Автобус медленно карабкается на очередной подъем, и где он их находит посреди равнины! Земля медленно проплывает перед глазами, и я вижу, что у самой обочины тянется белый ручей, закостеневший за ночь. Бежал он, бежал вниз по склону, говорливо переговариваясь, да видно, под утро уже скрутил его заморозок в хрусткие жгуты. Светятся на черной стылой земле прозрачные ледяные жилки – как на обессилевшей навсегда руке. Вытекло лето.
Громоздкая машина переваливает вершину, летит вниз по длинному пологому спуску и выкатывается на деревенскую улицу. Придорожные избы землистого цвета, кажется, поджали по-старушечьи скорбно губы, стоят, устало смотрят какой уж век на мирскую суету. И даже окна, подведенные синей или зеленой краской, не молодят их. Бьется на ветру хлесткая рябинка, вся в карминных бусах, а не уронит ни ягодки.
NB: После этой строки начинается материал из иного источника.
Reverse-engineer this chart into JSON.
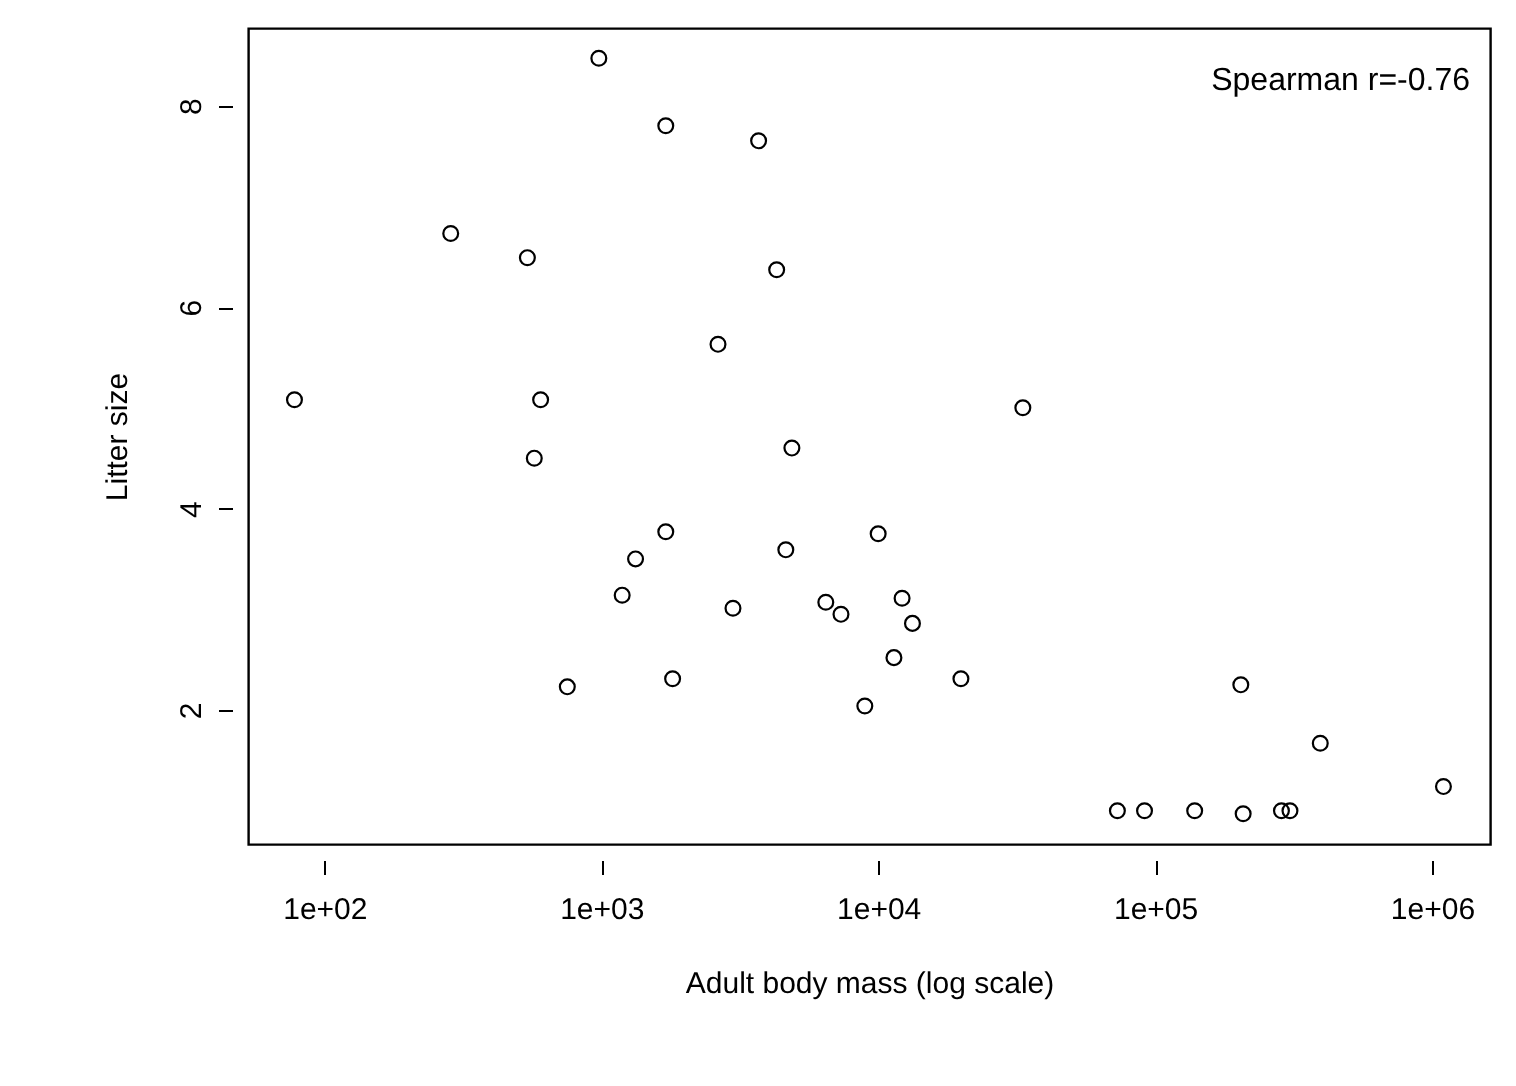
{
  "chart_data": {
    "type": "scatter",
    "xlabel": "Adult body mass (log scale)",
    "ylabel": "Litter size",
    "log": "x",
    "marker": "circle",
    "grid": false,
    "xlim": [
      53,
      1620000
    ],
    "ylim": [
      0.67,
      8.77
    ],
    "xticks": [
      {
        "value": 100,
        "label": "1e+02"
      },
      {
        "value": 1000,
        "label": "1e+03"
      },
      {
        "value": 10000,
        "label": "1e+04"
      },
      {
        "value": 100000,
        "label": "1e+05"
      },
      {
        "value": 1000000,
        "label": "1e+06"
      }
    ],
    "yticks": [
      2,
      4,
      6,
      8
    ],
    "annotations": [
      "Spearman r=-0.76"
    ],
    "series": [
      {
        "color": "#000000",
        "x": [
          980,
          1710,
          3700,
          286,
          541,
          4300,
          2640,
          78,
          604,
          573,
          4880,
          1710,
          1330,
          4640,
          1190,
          2990,
          6470,
          7340,
          754,
          1810,
          8950,
          10000,
          33300,
          12200,
          13300,
          11400,
          19900,
          204000,
          395000,
          1100000,
          73100,
          91600,
          139000,
          208000,
          286000,
          307000
        ],
        "values": [
          8.47,
          7.8,
          7.65,
          6.73,
          6.49,
          6.37,
          5.63,
          5.08,
          5.08,
          4.5,
          4.6,
          3.77,
          3.5,
          3.59,
          3.14,
          3.01,
          3.07,
          2.95,
          2.23,
          2.31,
          2.04,
          3.75,
          5.0,
          3.11,
          2.86,
          2.52,
          2.31,
          2.25,
          1.67,
          1.24,
          1.0,
          1.0,
          1.0,
          0.97,
          1.0,
          1.0
        ]
      }
    ]
  }
}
Мелькнула деревенька в одну улицу и исчезла.
Не будь беды, хохотали бы и мы с солдатом над хлипким мужичонкой, который этаким потешным чертом кривляется на сиденье. Над ним потешается уже весь автобус – ярмарка да и только. И лишь одна пассажирка, похоже, вместе с нами. Бывают же у людей такие плакучие губы и глаза, всхлипни, и побегут по ее лицу слезы, не остановить.
…Смеркалось, припускал и стихал за окном дождь. Идти бы надо, а я стоял истуканом у двери, не зная что делать, как помочь, и даже слов для успокоения не находил. Случалось и у меня крали, но чтобы так нагло – никогда. Да и недолго помнились потери, так или иначе восполнялись, а нет, так значит, чего-то лишок был. Я и сейчас не мог представить, от какой пропажи закручинился бы навек. Деньги, вещи преходящи. Глядел на пригорюнившуюся старуху, примерял на себя ее невосполнимую потерю. Тяжко человеку, как не плакать, как не горевать.
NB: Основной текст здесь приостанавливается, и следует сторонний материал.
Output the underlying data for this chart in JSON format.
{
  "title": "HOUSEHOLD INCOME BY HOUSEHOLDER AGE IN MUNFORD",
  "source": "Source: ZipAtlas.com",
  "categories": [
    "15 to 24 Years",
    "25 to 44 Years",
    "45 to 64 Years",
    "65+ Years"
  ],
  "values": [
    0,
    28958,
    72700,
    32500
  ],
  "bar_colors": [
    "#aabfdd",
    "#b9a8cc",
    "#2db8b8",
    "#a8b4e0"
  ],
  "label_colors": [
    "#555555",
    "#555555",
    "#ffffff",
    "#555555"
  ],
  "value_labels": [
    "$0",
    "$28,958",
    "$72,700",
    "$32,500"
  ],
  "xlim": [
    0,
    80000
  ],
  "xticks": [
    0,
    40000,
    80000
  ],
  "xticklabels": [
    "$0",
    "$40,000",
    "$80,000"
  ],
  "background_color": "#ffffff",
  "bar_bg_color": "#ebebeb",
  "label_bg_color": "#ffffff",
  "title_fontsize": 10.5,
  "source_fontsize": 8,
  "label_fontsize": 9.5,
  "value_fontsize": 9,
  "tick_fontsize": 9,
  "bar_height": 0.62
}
Тут скрипнули ворота, на крыльце раздались шаги, дверь распахнулась, и на кухне появился мокрый с головы до пят старик. Старуха немедля шуганула его в сени, где он быстро освободился от брезентового дождевика и в одних носках переступил порог. Бережно поставив у печи сумку, он распрямился и не без удовольствия сказал:
– Вона оно нынче как: из гостей да к гостям! Ну, будем знакомы, мил человек. Иван Трофимыч!
И едва я ответил, посыпал скороговоркой вопросы: кто да откуда, как да зачем? Похоже и семь дождливых километров не смыли с него веселого настроения.
– На одной ноге долетел! – докладывал он старухе. – Беспокоился шибко! Ты вон какая у меня еще бравая, не завела бы кавалера!
– Тьфу на тебя, старый бесстыдник, постеснялся бы чужого человека, – сердилась бабка. – Я тут все глаза проглядела, его ожидаючи… А он гуляет себе…
– Снова да ладом, глянь на ходики, семи еще нет. Ты хоть человека-то приветила, покормила? – прошелся он гоголем вокруг стола. – А то можно и по рюмочке пропустить, доставай из подпола настойку!
Я заотнекивался, с тревогой посматривая на темные окна. Дождь, похоже, собрался заночевать в этих местах. Но пока совсем не стемнело, надо было поспешать.